Tiene ancora banco la questione dello spegnimento notturno dell'illuminazione pubblica nelle ore notturne. Tutto pronto per la raccolta firme che chiede al Comune la riattivazione del servizio

BELLUNO. Tiene banco la questione dello spegnimento notturno, dalle 2 alle 5, dei lampioni in Comune di Belluno. Il tema è tornato di attualità dopo l’episodio che ha visto, nei giorni scorsi, un 28enne infortunarsi sul marciapiede in via Vittorio Veneto a Baldenich, davanti alla pizzeria La Bussola, a causa della mancanza di illuminazione che non gli ha permesso di vedere nel buio della notte una deformazione causata da una radice di un albero.
Il caso ha dato lo spunto al gruppo politico SiAmo Belluno, presieduto dall’ex assessore ai lavori pubblici Biagio Giannone, per promuovere una petizione che dai prossimi giorni potrà essere sottoscritta dai cittadini del capoluogo e nella quale vengono fatte tre richieste chiare all’amministrazione comunale: la prima è di illuminare le aree maggiormente frequentate a piedi, la seconda è di concentrare lo spegnimento dei lampioni nelle strade a traffico prevalentemente veicolare e la terza è di investire i risparmi ottenuti da quest'ultima operazione in rinnovo e “distrettualizzazione” del parco luci comunale.
“Nei mesi scorsi, abbiamo raccolto numerose altre segnalazioni da parte dei residenti della città circa la necessità di riattivare l'illuminazione pubblica nelle strade cittadine e quindi abbiamo voluto tradurre queste richieste, e le nostre proposte, in una petizione che vogliamo sottoporre all'attenzione di Palazzo Rosso una volta ottenuto un numero adeguato di firme. Già in estate abbiamo avuto l’occasione di confrontarci sul tema con il sindaco Oscar De Pellegrin e l’assessore al bilancio Paolo Gamba, che ringraziamo per la disponibilità, esprimendo loro le nostre preoccupazioni e le nostre proposte. Ci hanno fornito alcune rassicurazioni, soprattutto in vista dell’ingresso di un nuovo gestore, ma abbiamo scelto di proseguire comunque con la strada della petizione, intesa come aiuto all’amministrazione per capire quale sia l’opinione dei nostri concittadini circa la necessità o meno di questa riaccensione” fa sapere Biagio Giannone.

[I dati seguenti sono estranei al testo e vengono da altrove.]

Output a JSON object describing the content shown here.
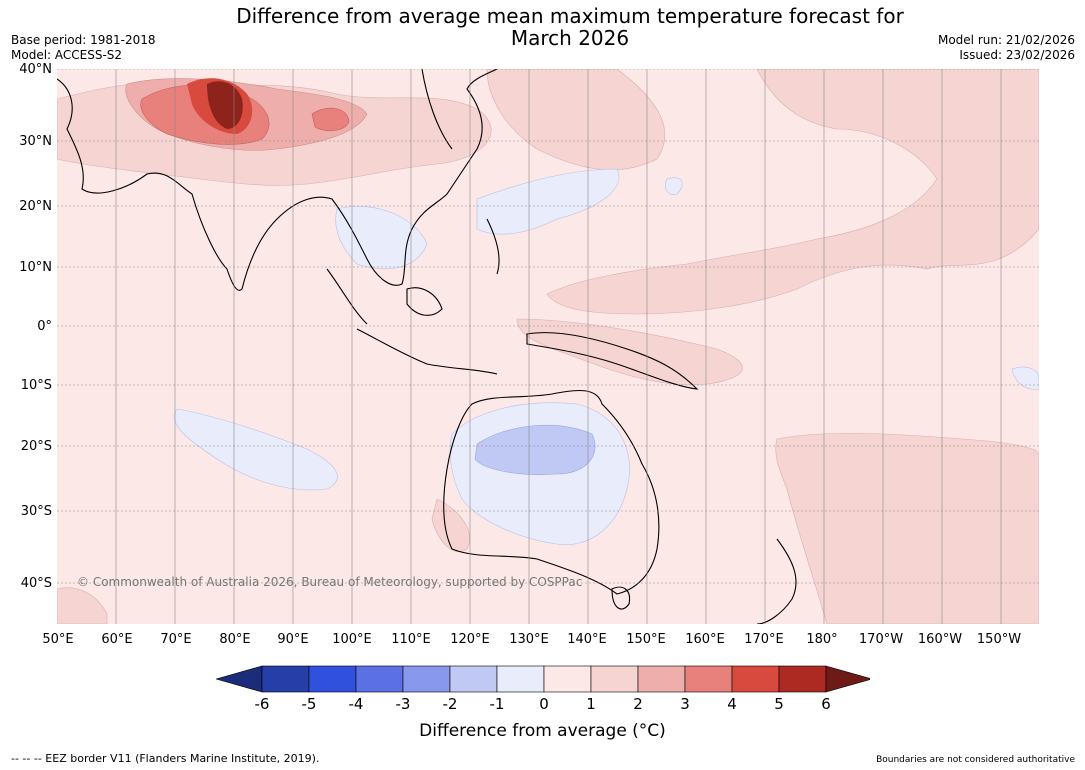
{
  "header": {
    "title_line1": "Difference from average mean maximum temperature forecast for",
    "title_line2": "March 2026",
    "base_period": "Base period: 1981-2018",
    "model": "Model: ACCESS-S2",
    "model_run": "Model run: 21/02/2026",
    "issued": "Issued: 23/02/2026"
  },
  "map": {
    "copyright": "© Commonwealth of Australia 2026, Bureau of Meteorology, supported by COSPPac",
    "latitude_labels": [
      "40°N",
      "30°N",
      "20°N",
      "10°N",
      "0°",
      "10°S",
      "20°S",
      "30°S",
      "40°S"
    ],
    "longitude_labels": [
      "50°E",
      "60°E",
      "70°E",
      "80°E",
      "90°E",
      "100°E",
      "110°E",
      "120°E",
      "130°E",
      "140°E",
      "150°E",
      "160°E",
      "170°E",
      "180°",
      "170°W",
      "160°W",
      "150°W"
    ]
  },
  "colorbar": {
    "ticks": [
      "-6",
      "-5",
      "-4",
      "-3",
      "-2",
      "-1",
      "0",
      "1",
      "2",
      "3",
      "4",
      "5",
      "6"
    ],
    "colors": [
      "#1b2c7a",
      "#263ea8",
      "#3050de",
      "#5a70e4",
      "#8898ec",
      "#c0c8f4",
      "#e8ecfb",
      "#fce8e6",
      "#f5d4d2",
      "#eeaeab",
      "#e8817b",
      "#d94a3e",
      "#ac2a22",
      "#6e1b17"
    ],
    "label": "Difference from average (°C)"
  },
  "footer": {
    "eez_note": "--  --  -- EEZ border V11 (Flanders Marine Institute, 2019).",
    "disclaimer": "Boundaries are not considered authoritative"
  }
}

Dal sodalizio fanno sapere inoltre che alla base della richiesta c'è soprattutto la necessità di maggior sicurezza sia per contrastare i furti che per garantire l'incolumità dei pedoni che camminano per le strade della città precisando inoltre che la petizione non vuole essere polemica nei confronti dell'amministrazione comunale ma anzi vuole essere una proposta utile anche ad una razionalizzazione dei costi e dei consumi.
La scelta di spegnere in determinati orari notturni i lampioni, in alcune zone periferiche, fu infatti presa nella primavera 2022 alla fine del mandato della precedente amministrazione, di cui lo stesso Giannone faceva parte, per far fronte al boom dei costi dell'energia elettrica che era aumentata del 50-60%. Una sperimentazione che è poi proseguita in questi anni, nonostante la diminuzione progressiva dei costi dell’energia, e che ha fatto giungere SiAmo Belluno alla considerazione che se si vuole continuare con lo spegnimento, questo venga fatto nelle aree dove può creare meno disagi alla cittadinanza come strade con solo traffico veicolare.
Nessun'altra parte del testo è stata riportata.